Car Montxo Armendariz donne à voir la réalité concrète de l'inceste : dilemme entre amour (père ambigu qui se montre prévenant et attentionné) et haine, sentiment d'incompréhension, n'aie pas peurde culpabilité et de trahison, malaises physiques, et une immense solitude qui agit comme un cercle vicieux et empêche la victime de briser le silence. La fin est d'ailleurs ouverte car le processus de "libération" est long. On ne guérit jamais complètement des plaies laissées par un inceste mais on apprend à vivre avec, semble dire le film.

Il livre ainsi une réflexion juste et sensible sur un sujet qui reste souvent tabou. Lors de la présentation du film à Espagnolas en Paris, Montxo Armendariz a d'ailleurs expliqué que cela faisait partie des raisons fondamentales qui l'avaient poussé à réaliser N'aie pas peur : "Dans notre pays et dans nos sociétés occidentales, l'inceste demeure méconnu. Les gens subissent en silence. Le cinéma leur rend leur voix, et c'est la seule manière de trouver une solution. J'ai passé du temps avec des gens qui avaient subi des violences sexuelles et j'ai vu le temps que cela leur prend pour surmonter ce traumatisme. Toutes ces personnes luttent contre un destin qui a mis leur vie par terre, et ça peut arriver à tout le monde."

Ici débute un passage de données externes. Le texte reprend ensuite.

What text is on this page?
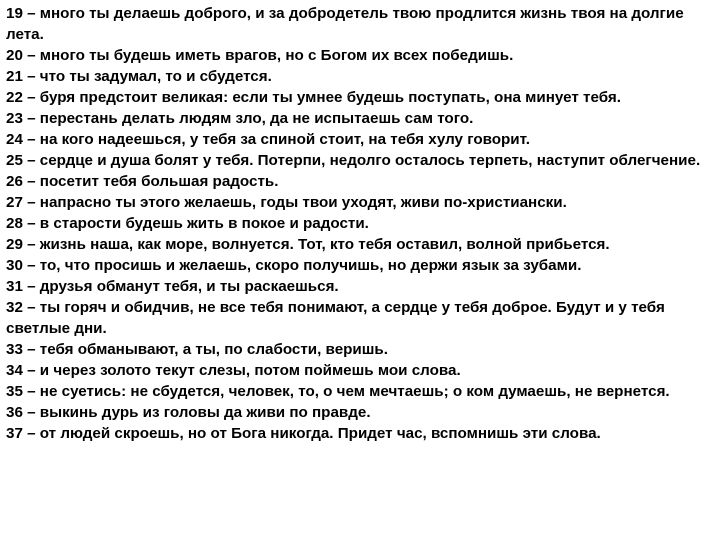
19 – много ты делаешь доброго, и за добродетель твою продлится жизнь твоя на долгие лета.

20 – много ты будешь иметь врагов, но с Богом их всех победишь.

21 – что ты задумал, то и сбудется.

22 – буря предстоит великая: если ты умнее будешь поступать, она минует тебя.

23 – перестань делать людям зло, да не испытаешь сам того.

24 – на кого надеешься, у тебя за спиной стоит, на тебя хулу говорит.

25 – сердце и душа болят у тебя. Потерпи, недолго осталось терпеть, наступит облегчение.

26 – посетит тебя большая радость.

27 – напрасно ты этого желаешь, годы твои уходят, живи по-христиански.

28 – в старости будешь жить в покое и радости.

29 – жизнь наша, как море, волнуется. Тот, кто тебя оставил, волной прибьется.

30 – то, что просишь и желаешь, скоро получишь, но держи язык за зубами.

31 – друзья обманут тебя, и ты раскаешься.

32 – ты горяч и обидчив, не все тебя понимают, а сердце у тебя доброе. Будут и у тебя светлые дни.

33 – тебя обманывают, а ты, по слабости, веришь.

34 – и через золото текут слезы, потом поймешь мои слова.

35 – не суетись: не сбудется, человек, то, о чем мечтаешь; о ком думаешь, не вернется.

36 – выкинь дурь из головы да живи по правде.

37 – от людей скроешь, но от Бога никогда. Придет час, вспомнишь эти слова.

Parfois, certains cinéastes se réfugient derrière un douloureux sujet de société pour réaliser un film plein de bons sentiments, et cinématographiquement pauvre. Mais dans le cas de N'aie pas peur, le cinéma est incontestablement présent, totalement au service d'un thème auquel il donne résonance et profondeur. Une œuvre maîtrisée et puissante à découvrir de toute urgence dès le 31 octobre.

Cinespana2008 : qui est José Luis Alcaine ?

Posté par MpM, le 7 octobre 2008

On doit à ce passionné d’image et de peinture parmi les plus belles lumières et atmosphères du cinéma espagnol des trente dernières années. D’abord photographe de plateau, José Luis Alcaine est en effet devenu dans les années 80 l’un des directeurs de la photographie les plus respectés dans son pays. Collaborateur de Fernando Fernán Gómez, Manuel Gutiérrez Aragón, Carlos Saura, Pedro Almodóvar, Bigas Luna, Fernando Trueba, Pilar Miró... il offre à chacun un style adapté à ses désirs et contraintes, bien loin d’une recette toute faite qu’il ne ferait que décliner. On lui doit notamment la tonalité bleue, presque indigo, de Démons dans le jardin (Manuel Gutiérrez Aragón, 1982), la faible luminosité et l’ambiance poussiéreuse des intérieurs espagnols des années 50 dans Amants de Vicente Aranda (1993) ou encore l’intense combat entre la lumière et l’ombre qui imprègne El Sur (Víctor Erice, 1983), poème visuel proche de Vermeer. Obsédé par les nuances de lumière selon les lieux et les heures du jour, il crée également la luz de siesta ("lumière de sieste"), où les rayons du soleil, encore haut dans le ciel, envahissent doucement les pièces tout en se réfléchissant sur le sol. Il l’utilise notamment dans Tasio (Montxo Armendáriz, 1984) et Belle époque de Fernando Trueba, où, selon lui, la couleur et la lumière faisaient écho à la sensualité des jeunes filles et au monde champêtre et pictural de Renoir.

Pour José Luis Alcaine, la lumière doit être la plus réaliste possible et générer un volume et un relief mettant en valeur acteurs et objets. "La question du volume est inhérente à ma façon de voir les choses", explique-t-il. "C’est peut-être à cause de l’influence d’un tableau qui m’a toujours obsédé, Las Meninas de Velázquez, où la lumière crée au fur et à mesure une foisonnante échelle de volumes." Autre caractéristique de son travail, le contraste inspiré du clair-obscur pictural qui lui permet de créer des ombres sans forcer l’intensité et en marquant le rythme du film. Lui-même définit son art comme une "peinture avec la lumière", permettant de façonner à l’infini les émotions et les perceptions de chaque scène. En lui rendant hommage au cours de sa 13e édition (jusqu’au 12 octobre prochain), Cinespana le met en lumière à son tour, offrant au public de (re)découvrir une partie de son œuvre, et honorant à travers lui une profession souvent méconnue.